The above vertical lines are represented by array [1,8,6,2,5,4,8,3,7]. In this case, the max area of water (blue section) the container can contain is 49.
Example:
Input: [1,8,6,2,5,4,8,3,7]
Output: 49
我的代码
class Solution {
public:
int maxArea(vector<int>& height) {
int size = height.size();
int maxArea = 0;
for (int i = 0; i < size; i++) {
for (int j = i + 1; j < size; j++) {
int h = height[i] < height[j] ? height[i] : height[j];
int area = (j - i) * h;
if (area > maxArea)
maxArea = area;
}
}
return maxArea;
}
};
论坛代码
int maxArea(vector<int>& height) { // Two pointers
int maxArea = 0, leftIndex = 0, distance = 0;
int rightIndex = (int)(height.size() - 1);
while (leftIndex < rightIndex) { // We can't have a window that isn't valid
distance = rightIndex - leftIndex; // Base of rectangle
maxArea = max(min(height[leftIndex], height[rightIndex]) * distance, maxArea);
if (height[leftIndex] < height[rightIndex]) { // Move the smaller leg in hopes
leftIndex++; // of finding a larger leg to maximize area
} else {
rightIndex--;
}
}
return maxArea;
}
问题分析
这个题题意还是比较好懂,找一个最大矩形,这就需要在底和高之间权衡。看得出,我拙劣的代码暴力求了,还好测试用例里没有特别极端的,最终还是通过了。但还是看看论坛里不错的代码。
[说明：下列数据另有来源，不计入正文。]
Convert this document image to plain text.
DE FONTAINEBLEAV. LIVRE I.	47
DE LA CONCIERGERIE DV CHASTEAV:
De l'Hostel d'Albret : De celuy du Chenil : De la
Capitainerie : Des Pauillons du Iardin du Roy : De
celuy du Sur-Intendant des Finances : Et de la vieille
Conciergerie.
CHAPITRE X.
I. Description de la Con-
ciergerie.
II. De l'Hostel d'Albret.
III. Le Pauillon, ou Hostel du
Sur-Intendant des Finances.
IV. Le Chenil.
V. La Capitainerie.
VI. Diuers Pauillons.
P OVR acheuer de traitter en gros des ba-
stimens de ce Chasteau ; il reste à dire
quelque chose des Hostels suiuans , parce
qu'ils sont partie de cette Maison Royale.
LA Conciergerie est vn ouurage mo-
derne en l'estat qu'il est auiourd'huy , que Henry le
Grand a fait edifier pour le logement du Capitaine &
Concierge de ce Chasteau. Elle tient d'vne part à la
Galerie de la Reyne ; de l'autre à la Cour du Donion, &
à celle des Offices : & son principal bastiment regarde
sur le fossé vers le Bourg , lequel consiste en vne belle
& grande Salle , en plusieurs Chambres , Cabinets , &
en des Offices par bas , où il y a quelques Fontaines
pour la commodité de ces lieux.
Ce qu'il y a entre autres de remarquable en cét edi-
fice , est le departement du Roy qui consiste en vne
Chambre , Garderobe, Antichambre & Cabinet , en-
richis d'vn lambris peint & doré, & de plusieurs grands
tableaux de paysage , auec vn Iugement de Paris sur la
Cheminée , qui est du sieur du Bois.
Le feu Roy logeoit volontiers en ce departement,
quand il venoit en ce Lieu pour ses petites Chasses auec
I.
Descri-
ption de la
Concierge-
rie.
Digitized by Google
论坛代码的思路首先是选取最大的底,然后缩小以权衡放大高。缩小的过程比较有讲究,左右的高都可以移动。如果左边的高小于右边的,可以左边的高向右移动一位,否则右边的高向左移动一位。这个过程中每次得到新的矩形都要与最大的比较,如果超过则取而代之。这样遍历难免会让人怀疑会错过一些,但是错过的其实都一定都比当前小。想象一下,如果左边高于右边,那么还向右移动,底缩小,但是高一定不会增大,因为高是以左右最小的为准,这种情况下右边是瓶颈,所以移动后必定小于当前的,但如果右边移动则有可能得到更大的面积,另一个方向的证明同理。
15. 3Sum
原题
Given an array nums of n integers, are there elements a, b, c in nums such that a + b + c = 0? Find all unique triplets in the array which gives the sum of zero.
Note:
The solution set must not contain duplicate triplets.
Example:
Given array nums = [-1, 0, 1, 2, -1, -4],
A solution set is:
[
[-1, 0, 1],
[-1, -1, 2]
]
我的代码
class Solution {
public:
vector<vector<int>> threeSum(vector<int>& nums) {
set<vector<int>> vecsSet;
sort(nums.begin(), nums.end());
int size = nums.size();
int first = 0;
int second = -1;
for (int i = 0; i < size; i++) {
for (int j = i + 1; j < size - 1; j++) {
if (nums[i] == first && nums[j] == second)
continue;
int toFind = 0 - nums[i] - nums[j];
int begin = j + 1;
int end = size - 1;
int mid = begin;
while (begin <= end) {
mid = (begin + end) / 2;
if (nums[mid] < toFind)
begin = mid + 1;
else if (nums[mid] > toFind)
end = mid - 1;
else
break;
}
if (nums[mid] == toFind) {
vector<int> vec = {nums[i], nums[j], toFind};
sort(vec.begin(), vec.end());
vecsSet.insert(vec);
}
}
}
vector<vector<int>> result(vecsSet.begin(), vecsSet.end());
return result;
}
};
论坛代码
class Solution {
public:
vector<vector<int>> threeSum(vector<int>& nums) {
if (nums.size() < 3) return {};
sort(nums.begin(), nums.end());
vector<vector<int>> result;
int j, k, sum;
for (int i = 0; i < nums.size()-1 && nums[i] <= 0; i++){
if (i > 0 && nums[i] == nums[i-1]) continue;
j = i+1;
k = nums.size()-1;
sum = -1;
while (j < k){
sum = nums[i] + nums[j] + nums[k];
if (sum > 0) --k;
else if (sum < 0) ++j;
else if (j < k-1 && nums[k] == nums[k-1]) --k;
else if (j+1 < k && nums[j] == nums[j+1]) ++j;
else {
result.push_back({nums[i],nums[j],nums[k]});
--k;
++j;
}
}
}
return result;
}
};
问题分析
这个题我足足提交了十几遍也没通过。大部分是超时,个别是重复项没有控制好。不得不说测试用例设置的真好,很多可能性都想到了,我的代码被多次refuse。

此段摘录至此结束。